Pubblicato il Marzo 6, 2026 da lextime

L’IMU (Imposta Municipale Propria) è una delle tasse più discusse dagli italiani. Ogni anno milioni di contribuenti si chiedono se devono pagarla, quanto devono versare e se hanno diritto all’esenzione. Ecco una guida chiara e aggiornata al 2025.

Cos’è l’IMU e chi la deve pagare

L’IMU è un’imposta locale che si applica al possesso di immobili: terreni, aree edificabili e fabbricati. È dovuta da chi possiede un immobile a titolo di:

  • Proprietà
  • Usufrutto
  • Uso, abitazione o enfiteusi
  • Concessione su aree demaniali

Il presupposto è il possesso al 1° gennaio di ogni anno. Chi acquista dopo quella data paga in proporzione ai mesi di possesso.

Chi è esente dall’IMU

La principale esenzione riguarda l’abitazione principale: se l’immobile è la tua residenza anagrafica e dimora abituale, non devi pagare l’IMU (salvo che si tratti di abitazione di lusso: categorie A/1, A/8, A/9).

Sono inoltre esenti:

  • Immobili delle cooperative edilizie a proprietà indivisa assegnati ai soci
  • Fabbricati rurali strumentali
  • Immobili degli enti non commerciali destinati a finalità istituzionali
  • Terreni agricoli in zone montane (secondo i criteri comunali)

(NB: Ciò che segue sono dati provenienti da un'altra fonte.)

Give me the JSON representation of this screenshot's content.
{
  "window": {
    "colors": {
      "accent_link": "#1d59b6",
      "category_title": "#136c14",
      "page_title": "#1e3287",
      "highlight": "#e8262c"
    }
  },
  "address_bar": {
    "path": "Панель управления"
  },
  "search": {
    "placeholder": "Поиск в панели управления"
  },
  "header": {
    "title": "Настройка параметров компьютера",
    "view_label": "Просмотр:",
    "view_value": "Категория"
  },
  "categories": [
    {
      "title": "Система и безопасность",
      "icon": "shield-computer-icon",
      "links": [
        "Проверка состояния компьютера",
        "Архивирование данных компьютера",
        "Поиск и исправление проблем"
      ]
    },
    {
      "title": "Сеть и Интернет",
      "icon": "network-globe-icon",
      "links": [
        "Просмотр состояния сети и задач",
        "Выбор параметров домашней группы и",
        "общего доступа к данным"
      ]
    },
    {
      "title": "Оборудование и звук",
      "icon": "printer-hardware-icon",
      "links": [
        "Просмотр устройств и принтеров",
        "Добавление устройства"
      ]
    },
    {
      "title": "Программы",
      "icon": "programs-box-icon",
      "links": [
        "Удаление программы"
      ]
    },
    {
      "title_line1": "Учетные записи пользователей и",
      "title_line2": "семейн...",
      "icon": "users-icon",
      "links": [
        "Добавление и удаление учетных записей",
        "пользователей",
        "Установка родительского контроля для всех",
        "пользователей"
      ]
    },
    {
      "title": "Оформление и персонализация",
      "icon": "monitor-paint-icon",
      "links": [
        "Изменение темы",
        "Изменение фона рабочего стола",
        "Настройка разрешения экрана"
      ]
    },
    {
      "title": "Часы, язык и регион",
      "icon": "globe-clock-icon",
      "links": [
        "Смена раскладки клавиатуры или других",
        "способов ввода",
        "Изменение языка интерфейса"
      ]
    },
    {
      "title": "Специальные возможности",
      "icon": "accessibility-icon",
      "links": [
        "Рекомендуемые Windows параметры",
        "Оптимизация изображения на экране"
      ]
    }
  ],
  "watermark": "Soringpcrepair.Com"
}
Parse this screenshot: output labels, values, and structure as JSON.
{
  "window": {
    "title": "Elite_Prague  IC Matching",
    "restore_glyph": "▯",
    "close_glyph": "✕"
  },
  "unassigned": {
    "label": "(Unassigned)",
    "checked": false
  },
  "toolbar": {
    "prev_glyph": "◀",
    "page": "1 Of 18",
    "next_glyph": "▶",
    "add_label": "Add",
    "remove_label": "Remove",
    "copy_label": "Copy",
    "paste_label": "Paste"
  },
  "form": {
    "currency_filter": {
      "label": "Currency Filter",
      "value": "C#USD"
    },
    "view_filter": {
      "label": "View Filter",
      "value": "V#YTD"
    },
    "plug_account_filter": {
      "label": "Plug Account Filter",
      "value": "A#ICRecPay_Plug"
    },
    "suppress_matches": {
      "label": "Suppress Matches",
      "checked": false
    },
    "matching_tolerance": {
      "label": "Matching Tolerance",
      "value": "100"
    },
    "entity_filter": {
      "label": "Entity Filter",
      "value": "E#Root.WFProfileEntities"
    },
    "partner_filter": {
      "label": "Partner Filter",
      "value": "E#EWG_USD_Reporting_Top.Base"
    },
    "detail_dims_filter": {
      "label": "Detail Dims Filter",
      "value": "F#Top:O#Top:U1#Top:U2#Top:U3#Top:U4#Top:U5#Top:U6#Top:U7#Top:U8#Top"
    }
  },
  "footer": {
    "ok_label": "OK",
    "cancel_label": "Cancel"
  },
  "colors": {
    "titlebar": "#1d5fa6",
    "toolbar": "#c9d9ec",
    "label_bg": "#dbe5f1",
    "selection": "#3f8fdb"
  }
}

Come si calcola l’IMU 2025

Il calcolo si basa su tre elementi fondamentali:

  1. Rendita catastale: il valore attribuito al tuo immobile dal Catasto
  2. Coefficiente di rivalutazione: pari al 5% sulla rendita catastale
  3. Moltiplicatore catastale: varia in base alla categoria dell’immobile (es. 160 per abitazioni civili)

La formula base è: (Rendita catastale x 1,05 x moltiplicatore) x aliquota comunale

Le aliquote sono stabilite dai singoli Comuni entro i limiti fissati dalla legge. Per il 2025 l’aliquota base per gli immobili diversi dall’abitazione principale è dello 0,86%, ma ogni Comune può modificarla.

Quando si paga: le scadenze 2025

  • Acconto: 16 giugno 2025 (50% dell’importo dovuto)
  • Saldo: 16 dicembre 2025 (importo definitivo a conguaglio)

Il pagamento avviene tramite modello F24, con i codici tributo specifici per ogni Comune.

Cosa succede se non paghi

Il mancato versamento comporta sanzioni e interessi. Se ti accorgi di un’omissione, puoi ricorrere al ravvedimento operoso, che consente di regolarizzare la posizione con sanzioni ridotte in base al ritardo.

Questa guida ha carattere informativo generale. Per situazioni specifiche è sempre consigliabile rivolgersi a un professionista qualificato.